IRON MAN 3
Stars: Robert Downey Jr, Gwyneth Paltrow, Guy Pearce, Jon Favreau, Ben Kingsley, Rebecca Hall, Don Cheadle, William Sadler, Miguel Ferrer, James Badge Dale, Stephanie Szostak and Ty Simpkins.
Writers: Drew Pearce and Shane Black.
Director: Shane Black.
Rating: 2.5/5
Though the top brass at Marvel Studios and their new Disney cohorts are positioning the third Iron Man instalment as a four-quadrant ‘Avengers’-size blockbuster, writer/director Shane Black’s underwhelming take on Tony Stark’s heroic alter-ego is very much a fanboy’s-own adventure.
Despite a central character steeped in cutting-edge technology, Iron Man 3 creaks through an overly familiar structure and blah tropes that hurtle the series back into the world of 80s action flicks. Brought on board to punch up leading man Robert Downey Jr’s smart-mouth dialogue between scenes of generic mayhem, Black achieves a modicum of success with some well-played one-liners. If Iron Man 3 outdoes the first two instalments in any significant way, it is with a welcome and surprising shot of non-Downey inspired humour in the form of Ben Kingsley’s Bin Laden-esque bad guy, The Mandarin.
But there are too many moments that recall Black’s past works (most famously, Lethal Weapon, Last Action Hero and The Last Boy Scout, as well as punching-up tough-guy talk on Predator, The Hunt for Red October and Battle Los Angeles, too name just a few). Those familiar with his over-played beats will recognise such clichéd tools as the smart-mouthed kid sidekick (here, played well by Ty Simpkins), the hero’s fractured mental state (in one of several nods to the events in The Avengers, Stark has PTSD-like anxiety attacks), a cartoonish villain prone to monologue-ing (an OTT Guy Pearce) and the necessity for our protagonist to hit rock bottom (here, represented by snowy, small-town America) before ascending once again to full hero status.
Where Black falls noticeably short is in his depiction of the franchise’s key relationship between Stark and Pepper Potts (a game but under-served Gwyneth Paltrow). Keeping the pair separate for much of the film robs the mechanical vision of much needed humanity. Oddly, Black keeps the principal characters in different corners for long stretches – Favreau’s Happy Hogan is taken out of the action early-on; Don Cheadles’ own iron-suited soldier, War Machine, is off in Pakistan seeking out insurgents. Even Stark is separated from his suit for much of the films mid-section (not unlike the recent third instalment of The Dark Knight Rises, during which Bruce Wayne spent a long time sans suit and which resembles Iron Man 3 in its portrayal of a troubled tech-heavy hero).

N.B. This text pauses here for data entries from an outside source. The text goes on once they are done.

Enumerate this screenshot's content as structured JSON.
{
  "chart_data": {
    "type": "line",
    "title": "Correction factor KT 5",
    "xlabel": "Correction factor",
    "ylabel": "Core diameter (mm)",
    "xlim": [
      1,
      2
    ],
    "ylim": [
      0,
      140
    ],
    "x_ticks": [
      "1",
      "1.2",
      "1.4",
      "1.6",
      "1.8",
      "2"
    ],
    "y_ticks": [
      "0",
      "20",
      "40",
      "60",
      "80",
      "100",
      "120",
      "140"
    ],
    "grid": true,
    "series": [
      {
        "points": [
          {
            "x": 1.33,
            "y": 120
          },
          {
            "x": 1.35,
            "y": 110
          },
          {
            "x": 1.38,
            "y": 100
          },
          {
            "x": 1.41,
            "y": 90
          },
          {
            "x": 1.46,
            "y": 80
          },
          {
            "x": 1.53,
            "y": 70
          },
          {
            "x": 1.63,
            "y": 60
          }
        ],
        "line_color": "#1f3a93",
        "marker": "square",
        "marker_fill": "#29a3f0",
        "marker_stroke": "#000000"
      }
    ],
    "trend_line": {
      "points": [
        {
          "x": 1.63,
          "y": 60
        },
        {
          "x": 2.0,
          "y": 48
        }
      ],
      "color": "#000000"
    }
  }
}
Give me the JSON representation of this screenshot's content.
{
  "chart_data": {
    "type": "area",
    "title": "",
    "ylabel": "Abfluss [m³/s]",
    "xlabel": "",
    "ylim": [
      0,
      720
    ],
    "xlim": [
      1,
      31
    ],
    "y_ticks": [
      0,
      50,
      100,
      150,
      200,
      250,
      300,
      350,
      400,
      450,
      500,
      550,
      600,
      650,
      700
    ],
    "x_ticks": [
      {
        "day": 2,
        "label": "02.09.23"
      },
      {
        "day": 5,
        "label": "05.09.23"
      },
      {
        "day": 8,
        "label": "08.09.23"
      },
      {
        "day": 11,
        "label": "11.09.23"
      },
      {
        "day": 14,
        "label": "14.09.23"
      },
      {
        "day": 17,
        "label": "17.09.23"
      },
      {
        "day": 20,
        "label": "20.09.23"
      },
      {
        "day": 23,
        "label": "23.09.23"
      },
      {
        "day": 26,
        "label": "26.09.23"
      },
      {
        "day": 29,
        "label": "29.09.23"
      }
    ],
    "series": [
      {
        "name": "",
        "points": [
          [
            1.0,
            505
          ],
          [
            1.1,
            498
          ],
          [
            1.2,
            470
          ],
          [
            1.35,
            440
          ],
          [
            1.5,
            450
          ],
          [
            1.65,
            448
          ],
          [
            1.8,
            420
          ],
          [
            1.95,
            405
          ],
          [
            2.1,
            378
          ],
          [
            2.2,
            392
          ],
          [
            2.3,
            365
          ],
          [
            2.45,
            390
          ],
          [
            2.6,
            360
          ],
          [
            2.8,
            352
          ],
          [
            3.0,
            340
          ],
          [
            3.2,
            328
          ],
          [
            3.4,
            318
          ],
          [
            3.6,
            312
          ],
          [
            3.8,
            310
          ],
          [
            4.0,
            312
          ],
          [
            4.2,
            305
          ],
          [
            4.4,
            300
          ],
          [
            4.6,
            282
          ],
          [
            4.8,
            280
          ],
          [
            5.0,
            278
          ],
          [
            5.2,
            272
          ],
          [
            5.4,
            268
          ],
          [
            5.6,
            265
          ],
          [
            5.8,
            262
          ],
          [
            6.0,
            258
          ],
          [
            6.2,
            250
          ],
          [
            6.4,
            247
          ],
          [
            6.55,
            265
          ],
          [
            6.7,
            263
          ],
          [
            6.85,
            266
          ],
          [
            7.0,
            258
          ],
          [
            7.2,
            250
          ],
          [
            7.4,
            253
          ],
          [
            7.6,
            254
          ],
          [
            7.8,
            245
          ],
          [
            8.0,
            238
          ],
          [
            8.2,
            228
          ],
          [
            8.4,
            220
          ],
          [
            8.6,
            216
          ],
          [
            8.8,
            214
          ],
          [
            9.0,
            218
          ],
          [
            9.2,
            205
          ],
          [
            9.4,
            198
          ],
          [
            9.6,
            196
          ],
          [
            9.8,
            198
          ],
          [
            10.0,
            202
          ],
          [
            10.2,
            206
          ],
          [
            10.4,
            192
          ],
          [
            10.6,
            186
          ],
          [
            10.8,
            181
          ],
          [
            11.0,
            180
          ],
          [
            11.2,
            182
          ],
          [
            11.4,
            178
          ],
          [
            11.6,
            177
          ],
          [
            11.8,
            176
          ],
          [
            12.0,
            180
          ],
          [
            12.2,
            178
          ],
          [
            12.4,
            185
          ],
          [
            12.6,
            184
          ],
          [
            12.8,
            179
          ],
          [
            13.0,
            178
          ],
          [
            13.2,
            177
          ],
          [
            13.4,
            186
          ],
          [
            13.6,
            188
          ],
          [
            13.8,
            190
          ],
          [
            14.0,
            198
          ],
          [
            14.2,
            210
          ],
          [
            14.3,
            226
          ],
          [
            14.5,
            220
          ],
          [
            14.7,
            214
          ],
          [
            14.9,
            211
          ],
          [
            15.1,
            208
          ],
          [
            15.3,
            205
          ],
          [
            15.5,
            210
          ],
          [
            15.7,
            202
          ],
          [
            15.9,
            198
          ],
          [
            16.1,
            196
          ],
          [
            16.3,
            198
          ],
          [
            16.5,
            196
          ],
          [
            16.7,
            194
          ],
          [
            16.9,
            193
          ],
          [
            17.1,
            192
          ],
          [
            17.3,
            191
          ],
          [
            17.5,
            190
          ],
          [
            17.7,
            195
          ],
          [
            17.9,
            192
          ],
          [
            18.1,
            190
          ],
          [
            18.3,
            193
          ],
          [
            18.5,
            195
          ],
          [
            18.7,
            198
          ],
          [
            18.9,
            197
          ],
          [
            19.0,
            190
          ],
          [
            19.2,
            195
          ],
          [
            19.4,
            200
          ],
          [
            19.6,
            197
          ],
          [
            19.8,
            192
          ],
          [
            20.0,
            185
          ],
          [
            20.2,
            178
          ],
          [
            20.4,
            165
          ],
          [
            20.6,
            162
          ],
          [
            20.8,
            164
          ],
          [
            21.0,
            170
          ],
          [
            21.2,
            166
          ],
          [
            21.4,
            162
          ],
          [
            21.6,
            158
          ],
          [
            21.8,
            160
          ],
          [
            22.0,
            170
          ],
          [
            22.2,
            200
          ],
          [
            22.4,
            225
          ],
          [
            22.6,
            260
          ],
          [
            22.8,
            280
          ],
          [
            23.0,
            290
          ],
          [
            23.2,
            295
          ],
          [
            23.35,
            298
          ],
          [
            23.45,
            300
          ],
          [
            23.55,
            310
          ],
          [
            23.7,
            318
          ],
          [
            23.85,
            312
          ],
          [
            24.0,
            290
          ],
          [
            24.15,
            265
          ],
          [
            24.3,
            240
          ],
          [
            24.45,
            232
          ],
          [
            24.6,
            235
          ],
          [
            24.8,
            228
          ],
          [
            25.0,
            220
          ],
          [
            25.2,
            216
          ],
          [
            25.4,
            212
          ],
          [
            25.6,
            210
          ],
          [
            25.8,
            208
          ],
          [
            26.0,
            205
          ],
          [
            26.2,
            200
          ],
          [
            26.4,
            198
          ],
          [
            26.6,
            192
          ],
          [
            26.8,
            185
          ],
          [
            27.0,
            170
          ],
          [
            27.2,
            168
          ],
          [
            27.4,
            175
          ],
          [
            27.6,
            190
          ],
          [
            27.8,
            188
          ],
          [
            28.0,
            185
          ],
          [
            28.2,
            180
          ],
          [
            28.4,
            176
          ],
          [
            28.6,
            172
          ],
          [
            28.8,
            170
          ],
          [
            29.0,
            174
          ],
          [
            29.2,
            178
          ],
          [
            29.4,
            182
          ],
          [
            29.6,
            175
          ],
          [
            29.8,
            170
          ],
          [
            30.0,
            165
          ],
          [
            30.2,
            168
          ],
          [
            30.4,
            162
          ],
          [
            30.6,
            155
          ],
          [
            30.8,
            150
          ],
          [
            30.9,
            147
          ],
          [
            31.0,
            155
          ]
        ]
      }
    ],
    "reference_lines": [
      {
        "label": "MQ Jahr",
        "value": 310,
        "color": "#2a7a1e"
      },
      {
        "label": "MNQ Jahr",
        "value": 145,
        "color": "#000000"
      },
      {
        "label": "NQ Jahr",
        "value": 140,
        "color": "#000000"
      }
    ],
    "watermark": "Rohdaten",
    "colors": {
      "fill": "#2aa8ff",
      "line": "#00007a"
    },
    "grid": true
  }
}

Action set-pieces are top-tier, though exhibit no particular auteuristic vision (unlike, say, those of Black’s longtime collaborator, John McTiernan, in his heyday). A helicopter attack on Stark’s home (previewed heavily in the trailer) represents desktop effects work par excellence; a drama aboard Air Force One allows for some old-fashioned stunt work and green-screening; the hero-villain standoff finale has a been-there-done-that blandness. The scenes, like the rest of Shane Black’s perfunctory, fatigued film, will suffice for the fans who have to have their regular cinematic superhero fix, but will leave others generally unmoved.